The florist is a woman who loves flowers. As for me, I confess I was in love with the florist for several months in a row. She has a better grasp of flowers than anybody else. The words ranunculus and hellebore cannot astonish her. But she very much likes to be astonished — to gasp and innocently turn her daisy of a face toward her interlocutor; to open her eyes wide, grasp the back of a chair with a fluttering hand, and set her mouth into an O.
Actually, she also took after flowers by being imperturbable; her rare beauty, too, she got from flowers. Each morning she raised the shutters of her store, neared the window, and smiled, pausing for some time before the Aspidistra and Bupleurum.
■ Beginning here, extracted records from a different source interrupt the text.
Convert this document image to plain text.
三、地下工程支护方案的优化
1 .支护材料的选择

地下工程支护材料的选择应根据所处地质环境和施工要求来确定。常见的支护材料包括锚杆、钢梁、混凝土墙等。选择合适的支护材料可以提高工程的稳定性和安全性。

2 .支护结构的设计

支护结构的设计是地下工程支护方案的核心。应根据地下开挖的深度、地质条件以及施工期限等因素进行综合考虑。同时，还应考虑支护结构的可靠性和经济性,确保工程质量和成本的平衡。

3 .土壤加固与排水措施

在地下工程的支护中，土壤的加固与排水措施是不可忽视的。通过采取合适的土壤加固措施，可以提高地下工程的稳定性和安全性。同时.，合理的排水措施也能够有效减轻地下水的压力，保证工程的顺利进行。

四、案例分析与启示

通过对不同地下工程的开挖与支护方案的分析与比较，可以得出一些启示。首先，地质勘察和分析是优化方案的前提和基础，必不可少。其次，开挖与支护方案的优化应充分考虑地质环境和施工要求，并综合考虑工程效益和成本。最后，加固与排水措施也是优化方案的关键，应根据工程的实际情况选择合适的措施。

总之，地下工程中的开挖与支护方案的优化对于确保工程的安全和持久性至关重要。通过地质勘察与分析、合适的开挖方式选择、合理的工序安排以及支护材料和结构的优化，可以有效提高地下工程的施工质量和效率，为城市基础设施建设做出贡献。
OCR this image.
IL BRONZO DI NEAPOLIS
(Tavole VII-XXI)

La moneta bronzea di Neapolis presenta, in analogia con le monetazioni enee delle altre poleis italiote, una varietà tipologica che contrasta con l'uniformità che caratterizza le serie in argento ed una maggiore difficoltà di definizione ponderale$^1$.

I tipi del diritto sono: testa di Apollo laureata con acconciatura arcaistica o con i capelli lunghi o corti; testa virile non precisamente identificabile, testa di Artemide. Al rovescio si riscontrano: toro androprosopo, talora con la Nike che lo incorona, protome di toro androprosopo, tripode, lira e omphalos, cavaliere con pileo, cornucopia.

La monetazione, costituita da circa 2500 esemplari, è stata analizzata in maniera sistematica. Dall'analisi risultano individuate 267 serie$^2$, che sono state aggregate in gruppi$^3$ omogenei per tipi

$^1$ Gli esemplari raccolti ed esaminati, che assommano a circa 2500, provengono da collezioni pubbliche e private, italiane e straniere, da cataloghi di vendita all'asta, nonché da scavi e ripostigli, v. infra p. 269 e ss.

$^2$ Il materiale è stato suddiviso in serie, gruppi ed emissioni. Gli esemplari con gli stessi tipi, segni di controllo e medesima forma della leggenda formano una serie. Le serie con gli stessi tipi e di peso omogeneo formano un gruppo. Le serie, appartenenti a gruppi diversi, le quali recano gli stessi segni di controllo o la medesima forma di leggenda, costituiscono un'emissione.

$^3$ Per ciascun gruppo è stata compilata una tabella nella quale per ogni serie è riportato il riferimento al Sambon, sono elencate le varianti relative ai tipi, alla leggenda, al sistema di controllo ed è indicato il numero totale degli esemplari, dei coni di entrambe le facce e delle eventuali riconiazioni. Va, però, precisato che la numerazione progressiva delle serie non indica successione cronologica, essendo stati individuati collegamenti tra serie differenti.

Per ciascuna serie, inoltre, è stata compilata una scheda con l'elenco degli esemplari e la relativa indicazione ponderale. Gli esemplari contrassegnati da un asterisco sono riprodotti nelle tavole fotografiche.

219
Practically no one ever noticed her astonishingly well-assembled face. I’ve never seen a single passerby stop to admire her. In the afternoon, right after her lunch break, she would stand for a while, leaning against the plastic window frame as indifferent pedestrians continued on their way; only rarely did anyone enter her flower shop. I liked to stop by and study how she gathered bouquets, arranged flowers and branches in vases, cut stems, tore off leaves. The florist was familiar with exotic, barely existent words that denoted hues, tints, petals. She pronounced them clearly and with joy, the way a child recites a poem learned by heart for the first time: Bring them closer to the light, those Persian buttercups the color of ivory. She was convinced that her customers bought not so much flowers as the names of flowers.
This acquaintance of mine lived in Donetsk and loved more than anything in the world to make up designations for flower arrangements, bouquets, and flower baskets. One winter morning I found her glowing and happy behind the counter. Her brightly painted lips, perfectly positioned in the lower half of her mother-of-pearl face, triumphantly announced: “Listen to the new names, now chosen! Attend to their melodic form, but do not ignore their philosophical significance:
Breakfast in Venice
Spring Pageantry Wow
A Roman Bedchamber
A Ukrainian Mystery
She waited for my approval, which was swiftly granted. She had invented the bouquet names for the next season — spring — and she counted on its rapid approach.